Slovakia is the only eurozone member to vote against a beefed-up EFSF that would have access to 440 billion euros ($600 billion) that could be used to buy the debt of troubled eurozone members, provide credit lines to troubled governments and recapitalize eurozone banks that are having difficulty finding short-term funding.

Although the Slovakian government failed to approve the enhanced European Financial Stability Facility, lawmakers there and throughout Europe said that they were confident that the country would find a way to pass the measure soon. The vote was also a referendum on Prime Minister Iveta Radicova's government, so the no vote was more about domestic Slovakian politics than the EFSF. Radicova is in talks with the opposition and a deal is expected soon that will allow the measure to pass.

Although Slovakia is expected to approve the measure soon, the no vote is also a sign of growing grassroots disapproval within the eurozone. Citizens of countries like Slovakia, Germany and France are becoming disillusioned with the fact that they are expected to bailout other eurozone countries that mismanaged their finances for years. On the other hand, citizens of troubled countries like Greece, Italy and Spain are upset over austerity measures that they feel have been forced upon them by international bankers. The austerity measures are supposed to improve the countries' finances but the most noticeable effects are higher taxes and climbing unemployment rates.

Although European leaders like German Chancellor Angela Merkel, French President Nicolas Sarkozy and Prime Minister George Papandreou seem to be doing their best to keep the eurozone intact, there policies are becoming increasingly unpopular. While focusing their attention on preventing a Geek default, they have failed to convince voters that the bailouts and austerity measures are truly in their best interests.
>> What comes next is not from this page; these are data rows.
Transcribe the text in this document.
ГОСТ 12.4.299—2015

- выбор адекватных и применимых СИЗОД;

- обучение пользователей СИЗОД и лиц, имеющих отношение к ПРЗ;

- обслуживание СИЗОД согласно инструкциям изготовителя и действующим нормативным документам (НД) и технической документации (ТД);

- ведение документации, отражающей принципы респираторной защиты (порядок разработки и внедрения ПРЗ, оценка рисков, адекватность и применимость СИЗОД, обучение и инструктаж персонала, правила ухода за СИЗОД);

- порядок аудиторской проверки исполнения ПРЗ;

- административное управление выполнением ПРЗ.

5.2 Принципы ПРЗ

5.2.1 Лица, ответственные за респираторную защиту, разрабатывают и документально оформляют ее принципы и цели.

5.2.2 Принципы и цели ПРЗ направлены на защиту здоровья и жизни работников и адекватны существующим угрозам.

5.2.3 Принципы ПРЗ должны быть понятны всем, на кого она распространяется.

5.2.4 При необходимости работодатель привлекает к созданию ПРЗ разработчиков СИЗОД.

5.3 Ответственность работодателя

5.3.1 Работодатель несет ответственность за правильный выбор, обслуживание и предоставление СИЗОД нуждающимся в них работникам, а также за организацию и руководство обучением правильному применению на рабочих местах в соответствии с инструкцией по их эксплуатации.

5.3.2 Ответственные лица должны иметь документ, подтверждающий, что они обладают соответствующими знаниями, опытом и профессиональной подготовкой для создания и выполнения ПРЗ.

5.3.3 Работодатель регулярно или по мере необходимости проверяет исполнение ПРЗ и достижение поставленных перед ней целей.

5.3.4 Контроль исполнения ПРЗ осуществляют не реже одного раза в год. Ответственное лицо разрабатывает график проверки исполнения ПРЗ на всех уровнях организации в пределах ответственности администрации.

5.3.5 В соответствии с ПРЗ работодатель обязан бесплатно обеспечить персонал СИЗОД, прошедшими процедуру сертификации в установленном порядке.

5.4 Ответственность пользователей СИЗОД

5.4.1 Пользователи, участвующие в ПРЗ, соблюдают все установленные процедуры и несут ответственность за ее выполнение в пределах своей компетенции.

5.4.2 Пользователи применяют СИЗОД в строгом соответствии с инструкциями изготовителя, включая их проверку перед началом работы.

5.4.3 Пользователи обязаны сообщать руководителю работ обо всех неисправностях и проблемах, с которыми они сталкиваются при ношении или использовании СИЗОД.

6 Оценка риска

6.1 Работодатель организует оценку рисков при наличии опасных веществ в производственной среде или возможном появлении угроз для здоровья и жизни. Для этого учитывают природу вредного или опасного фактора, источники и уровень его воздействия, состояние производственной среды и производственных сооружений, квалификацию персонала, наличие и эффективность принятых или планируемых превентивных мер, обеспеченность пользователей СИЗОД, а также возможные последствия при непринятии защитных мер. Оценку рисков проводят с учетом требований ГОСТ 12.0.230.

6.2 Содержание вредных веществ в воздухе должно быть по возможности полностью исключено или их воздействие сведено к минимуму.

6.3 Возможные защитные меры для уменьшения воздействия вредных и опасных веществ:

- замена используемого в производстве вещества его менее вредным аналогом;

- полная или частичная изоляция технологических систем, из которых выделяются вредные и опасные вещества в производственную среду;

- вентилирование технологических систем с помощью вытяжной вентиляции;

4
There's widespread belief that Greece will eventually default, which could cause a domino effect and lead to other troubled eurozone countries like Portugal and Italy following suit. If this happens, the euro could be finished.

Investors who feel that Slovakia's no vote is a sign of things to come might want to bet against the euro by purchasing the ProShares UltraShort Euro (EUO), the CurrencyShares Swiss Franc Trust (FXF) or the CurrencyShares Japanese Yen Trust (FXY). If the euro falls, both the Swiss franc and the Japanese yen could climb higher because they are seen as safe haven currencies.

Investors who feel that there's too much at stake for a eurozone collapse might want to buy the SPDR EURO STOXX 50 (FEZ) or the iShares S&P Europe 350 Index Fund (IEV) ETFs. Although Europe's leaders have been slow to act, there does seem to be momentum building to find a way to deal with the financial problems currently plaguing the eurozone. If the situation in Europe starts to improve, these ETFs could see significant gains.